A rider exercises a horse on the Pimlico race track at sunrise last year, as horses were readied for Preakness Weekend races in May. A bill before the legislature seeks to rebuild Pimlico using $400 million in state bonds. FILE

Propping up the ponies at Pimlico is a bad bet for Maryland

Originally published in the Baltimore Sun

A decade ago, President Barack Obama revealed one of the chief tenets of his foreign policy: "Don't do stupid stuff."  He really didn't say "stuff," but he was spot on. Obviously, stupidity has limited appeal (the ratings of some TV reality shows notwithstanding).
 

The hard part is seeing which actions are stupid before we engage in them. Is there a human alive who hasn't muttered "it seemed like a good idea at the time" while dealing with heaps of regret?

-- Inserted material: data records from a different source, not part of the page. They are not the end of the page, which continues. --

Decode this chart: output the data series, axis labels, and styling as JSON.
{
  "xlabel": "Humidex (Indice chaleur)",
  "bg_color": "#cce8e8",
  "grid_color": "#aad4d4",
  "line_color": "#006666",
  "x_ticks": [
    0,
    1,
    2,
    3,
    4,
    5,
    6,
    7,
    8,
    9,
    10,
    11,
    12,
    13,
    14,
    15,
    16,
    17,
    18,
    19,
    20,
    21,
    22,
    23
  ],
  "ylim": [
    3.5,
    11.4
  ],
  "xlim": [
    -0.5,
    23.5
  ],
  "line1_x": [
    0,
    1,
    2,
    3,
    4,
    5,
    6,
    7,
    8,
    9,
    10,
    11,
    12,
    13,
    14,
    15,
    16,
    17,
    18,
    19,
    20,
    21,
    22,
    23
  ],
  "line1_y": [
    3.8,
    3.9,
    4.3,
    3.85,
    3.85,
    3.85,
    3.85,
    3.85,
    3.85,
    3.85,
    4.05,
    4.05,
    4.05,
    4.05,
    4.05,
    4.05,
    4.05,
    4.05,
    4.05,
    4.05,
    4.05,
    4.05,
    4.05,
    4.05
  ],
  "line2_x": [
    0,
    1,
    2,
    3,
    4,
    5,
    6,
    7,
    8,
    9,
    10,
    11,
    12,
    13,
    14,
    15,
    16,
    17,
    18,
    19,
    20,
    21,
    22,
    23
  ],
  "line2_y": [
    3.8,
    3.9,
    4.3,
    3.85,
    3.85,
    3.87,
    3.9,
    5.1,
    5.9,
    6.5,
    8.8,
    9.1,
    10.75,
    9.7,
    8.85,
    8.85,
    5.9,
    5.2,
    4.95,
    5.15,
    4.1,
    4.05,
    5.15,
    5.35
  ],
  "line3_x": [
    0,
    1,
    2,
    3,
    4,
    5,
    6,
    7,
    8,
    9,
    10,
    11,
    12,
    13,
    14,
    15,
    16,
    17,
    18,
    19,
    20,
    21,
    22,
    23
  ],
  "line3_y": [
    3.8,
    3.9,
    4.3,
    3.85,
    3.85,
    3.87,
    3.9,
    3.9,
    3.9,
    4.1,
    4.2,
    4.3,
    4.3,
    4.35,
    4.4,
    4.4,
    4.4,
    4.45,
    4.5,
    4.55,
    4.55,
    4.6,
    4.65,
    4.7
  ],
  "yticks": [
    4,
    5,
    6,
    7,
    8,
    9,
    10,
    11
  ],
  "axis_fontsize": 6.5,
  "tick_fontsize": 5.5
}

Sometimes the culprit is "mission creep."  The phrase comes from the military, where students of strategy warn that initial success often tempts leaders to expand the scope of an operation beyond a force's capabilities, sometimes leading to mission failure (occasionally with terrible consequences).
 

We see this regularly in the policy sphere, too — and we may see it again soon. Though Gov. Wes Moore has warned about multi-billion dollar structural deficits for months now, and state government revenue forecasts are revised downward on the regular, many legislators seem not only eager to shovel $400 million at a dying industry — the ponies! — but also to enter that industry just in time for its slide into oblivion. This is mission creep on steroids.